Eine sehr interessante Meldung, die Einblicke in die Strategie der Kirchenleitung bietet und Konsequenzen für die Strategieüberlegungen der Kirchenreformgruppen nahelegt:

  • Die Bischöfe kündigen einen »Dialog« an, bestimmen aber einseitig, welche Themen dabei überhaupt bzw. »auch« diskutiert werden. In diesem Fall übernimmt Zollitsch wieder einmal die Rolle des »liberalen« Bischofs und »gewährt« den »Dialogpartnern« die Debatte zu einem bestimmten Thema. Andere Bischöfe (z.B. Overbeck oder Müller) hatten solche Themen vorab von der Tagesordnung ausgeschlossen. Geschickt: Ohne irgendeine Veränderung bei der Frage des Zwangszölibats steht Zollitsch nun als »fortschrittlich« dar, damit werden Reformwillige bei der Stange gehalten, ohne dass es etwas »kostet«.

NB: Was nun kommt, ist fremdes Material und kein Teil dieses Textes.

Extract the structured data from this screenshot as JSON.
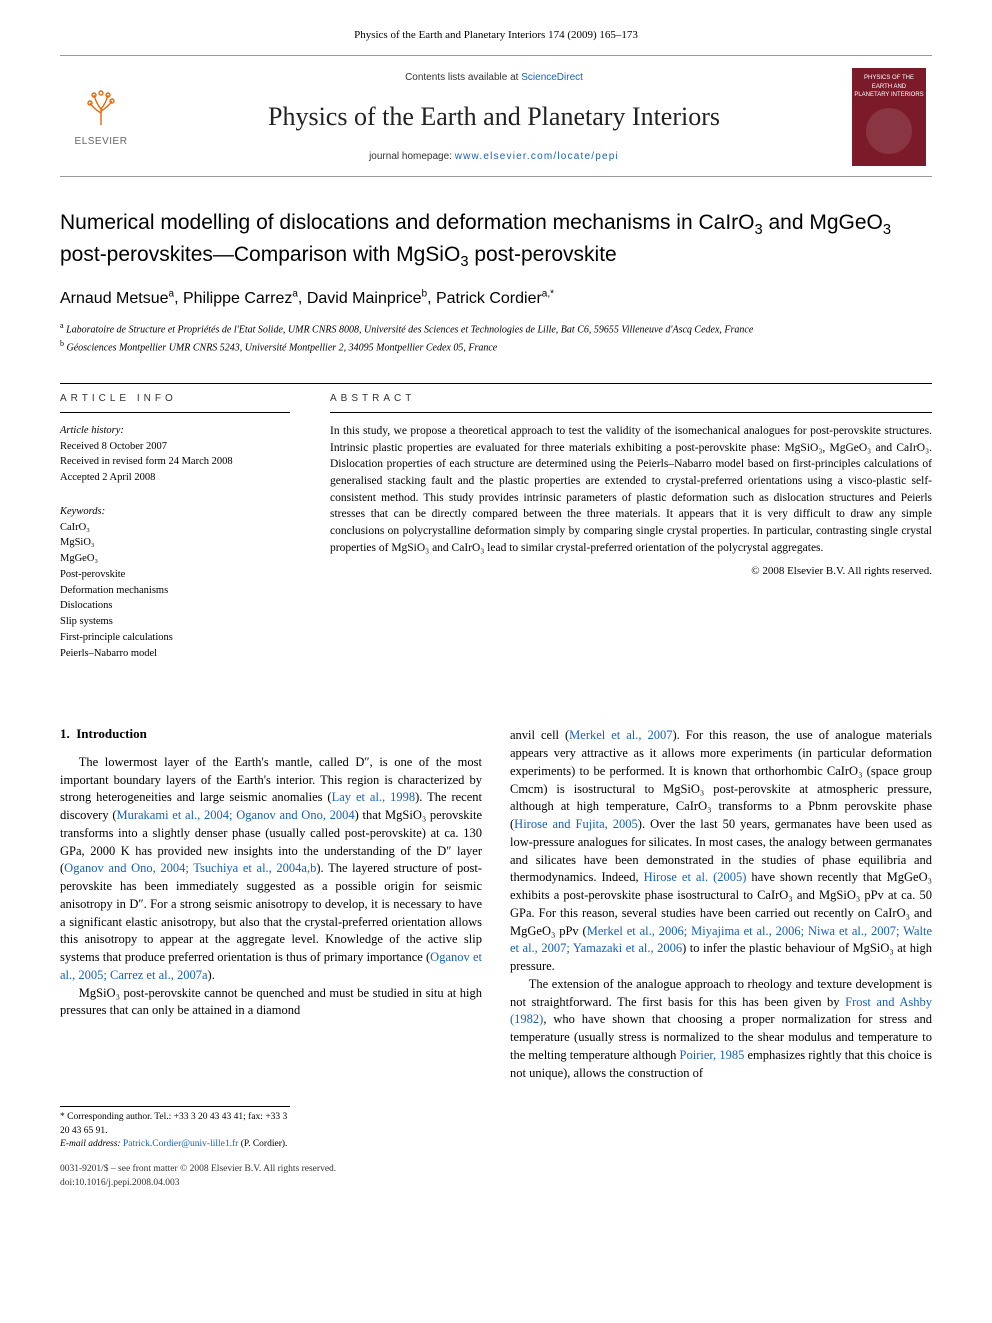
{
  "header": {
    "citation": "Physics of the Earth and Planetary Interiors 174 (2009) 165–173"
  },
  "banner": {
    "publisher_name": "ELSEVIER",
    "contents_prefix": "Contents lists available at ",
    "contents_link": "ScienceDirect",
    "journal_title": "Physics of the Earth and Planetary Interiors",
    "homepage_prefix": "journal homepage: ",
    "homepage_url": "www.elsevier.com/locate/pepi",
    "cover_text": "PHYSICS OF THE EARTH AND PLANETARY INTERIORS"
  },
  "article": {
    "title_html": "Numerical modelling of dislocations and deformation mechanisms in CaIrO<sub>3</sub> and MgGeO<sub>3</sub> post-perovskites—Comparison with MgSiO<sub>3</sub> post-perovskite",
    "authors": [
      {
        "name": "Arnaud Metsue",
        "marks": "a"
      },
      {
        "name": "Philippe Carrez",
        "marks": "a"
      },
      {
        "name": "David Mainprice",
        "marks": "b"
      },
      {
        "name": "Patrick Cordier",
        "marks": "a,*"
      }
    ],
    "affiliations": [
      {
        "mark": "a",
        "text": "Laboratoire de Structure et Propriétés de l'Etat Solide, UMR CNRS 8008, Université des Sciences et Technologies de Lille, Bat C6, 59655 Villeneuve d'Ascq Cedex, France"
      },
      {
        "mark": "b",
        "text": "Géosciences Montpellier UMR CNRS 5243, Université Montpellier 2, 34095 Montpellier Cedex 05, France"
      }
    ]
  },
  "info": {
    "label": "article info",
    "history_heading": "Article history:",
    "history": [
      "Received 8 October 2007",
      "Received in revised form 24 March 2008",
      "Accepted 2 April 2008"
    ],
    "keywords_heading": "Keywords:",
    "keywords": [
      "CaIrO₃",
      "MgSiO₃",
      "MgGeO₃",
      "Post-perovskite",
      "Deformation mechanisms",
      "Dislocations",
      "Slip systems",
      "First-principle calculations",
      "Peierls–Nabarro model"
    ]
  },
  "abstract": {
    "label": "abstract",
    "text": "In this study, we propose a theoretical approach to test the validity of the isomechanical analogues for post-perovskite structures. Intrinsic plastic properties are evaluated for three materials exhibiting a post-perovskite phase: MgSiO₃, MgGeO₃ and CaIrO₃. Dislocation properties of each structure are determined using the Peierls–Nabarro model based on first-principles calculations of generalised stacking fault and the plastic properties are extended to crystal-preferred orientations using a visco-plastic self-consistent method. This study provides intrinsic parameters of plastic deformation such as dislocation structures and Peierls stresses that can be directly compared between the three materials. It appears that it is very difficult to draw any simple conclusions on polycrystalline deformation simply by comparing single crystal properties. In particular, contrasting single crystal properties of MgSiO₃ and CaIrO₃ lead to similar crystal-preferred orientation of the polycrystal aggregates.",
    "copyright": "© 2008 Elsevier B.V. All rights reserved."
  },
  "body": {
    "section_number": "1.",
    "section_title": "Introduction",
    "left_p1_parts": [
      "The lowermost layer of the Earth's mantle, called D″, is one of the most important boundary layers of the Earth's interior. This region is characterized by strong heterogeneities and large seismic anomalies (",
      "Lay et al., 1998",
      "). The recent discovery (",
      "Murakami et al., 2004; Oganov and Ono, 2004",
      ") that MgSiO₃ perovskite transforms into a slightly denser phase (usually called post-perovskite) at ca. 130 GPa, 2000 K has provided new insights into the understanding of the D″ layer (",
      "Oganov and Ono, 2004; Tsuchiya et al., 2004a,b",
      "). The layered structure of post-perovskite has been immediately suggested as a possible origin for seismic anisotropy in D″. For a strong seismic anisotropy to develop, it is necessary to have a significant elastic anisotropy, but also that the crystal-preferred orientation allows this anisotropy to appear at the aggregate level. Knowledge of the active slip systems that produce preferred orientation is thus of primary importance (",
      "Oganov et al., 2005; Carrez et al., 2007a",
      ")."
    ],
    "left_p2": "MgSiO₃ post-perovskite cannot be quenched and must be studied in situ at high pressures that can only be attained in a diamond",
    "right_p1_parts": [
      "anvil cell (",
      "Merkel et al., 2007",
      "). For this reason, the use of analogue materials appears very attractive as it allows more experiments (in particular deformation experiments) to be performed. It is known that orthorhombic CaIrO₃ (space group Cmcm) is isostructural to MgSiO₃ post-perovskite at atmospheric pressure, although at high temperature, CaIrO₃ transforms to a Pbnm perovskite phase (",
      "Hirose and Fujita, 2005",
      "). Over the last 50 years, germanates have been used as low-pressure analogues for silicates. In most cases, the analogy between germanates and silicates have been demonstrated in the studies of phase equilibria and thermodynamics. Indeed, ",
      "Hirose et al. (2005)",
      " have shown recently that MgGeO₃ exhibits a post-perovskite phase isostructural to CaIrO₃ and MgSiO₃ pPv at ca. 50 GPa. For this reason, several studies have been carried out recently on CaIrO₃ and MgGeO₃ pPv (",
      "Merkel et al., 2006; Miyajima et al., 2006; Niwa et al., 2007; Walte et al., 2007; Yamazaki et al., 2006",
      ") to infer the plastic behaviour of MgSiO₃ at high pressure."
    ],
    "right_p2_parts": [
      "The extension of the analogue approach to rheology and texture development is not straightforward. The first basis for this has been given by ",
      "Frost and Ashby (1982)",
      ", who have shown that choosing a proper normalization for stress and temperature (usually stress is normalized to the shear modulus and temperature to the melting temperature although ",
      "Poirier, 1985",
      " emphasizes rightly that this choice is not unique), allows the construction of"
    ]
  },
  "corresponding": {
    "line1": "* Corresponding author. Tel.: +33 3 20 43 43 41; fax: +33 3 20 43 65 91.",
    "line2_label": "E-mail address: ",
    "line2_email": "Patrick.Cordier@univ-lille1.fr",
    "line2_suffix": " (P. Cordier)."
  },
  "footer": {
    "line1": "0031-9201/$ – see front matter © 2008 Elsevier B.V. All rights reserved.",
    "line2": "doi:10.1016/j.pepi.2008.04.003"
  },
  "colors": {
    "link": "#1560bd",
    "elsevier_orange": "#ec6500",
    "cover_bg": "#7b1b2a"
  }
}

  • Zollitsch dämpft umgehend (berechtigte!) Erwartungen, es könne sich in überschaubarem Rahmen etwas ändern: »Man« (wer genau das ist, wird nicht gesagt!) könne »sicher nicht in solchen wichtigen Fragen so schnell zu einer Entscheidung kommen«. Indem er verschweigt, dass er und seine deutschen Bischofskollegen keinerlei Möglichkeiten haben, das geltende Kirchenrecht zu ändern, entlastet Zollitsch den Papst. Kritik an Benedikt XVI., der seinen universellen Jurisdiktionsprimat sehr wohl zu nutzen weiß, wird so im Vorfeld seines Staatsbesuchs in Deutschland zu mildern versucht. Auch hier werden wieder einseitige Festlegungen im »Dialogprozess« wirksam: Die Bischöfen erklären, welche Frage »wichtig« ist und in welcher Geschwindigkeit Veränderungen »möglich« sein sollen. »Wichtig« muss hier nicht »dringlich« im Sinne der Gemeinden heißen, sondern ist vermutlich als Ablenkung auf die so genannte »weltkirchliche Ebene« gemeint.
  • Zollitsch deutet an, wie ein solcher »Dialog« ablaufen wird: Es geht nicht darum, die Frage der Ehelosigkeit und des Priesteramts einfach zu entkoppeln und den Zölibat freizustellen, sondern den Gläubigen »gute Gründe« vorzubringen und »auch noch einmal neu darzulegen«, warum es beim Zwangszölibat bleibt. Genau diese geplante Wiederholung der Verteidigung des status quo ist aber nicht die Erwartung von »80 Prozent der Katholiken«! Selbstverständlich können in einem »Dialogprozess« noch einmal die Argumente Pro und Contra vorgetragen werden, allerdings verschweigt Zollitsch, was denn die Konsequenz sein würde, wenn die »Dialogpartner« die »guten Gründe« und die erneute »Darlegung« der sattsam bekannten Argumentation nicht plausibel finden und den status quo ablehnen. Übrigens geht mit der auch von Zollitsch wieder bemühten Argumentationsweise ein kaum verhüllter Vorwurf einher, nach der die Menschen, die eine Reform fordern, die bisher bemühte »Begründung« des status quo nicht kennen würden.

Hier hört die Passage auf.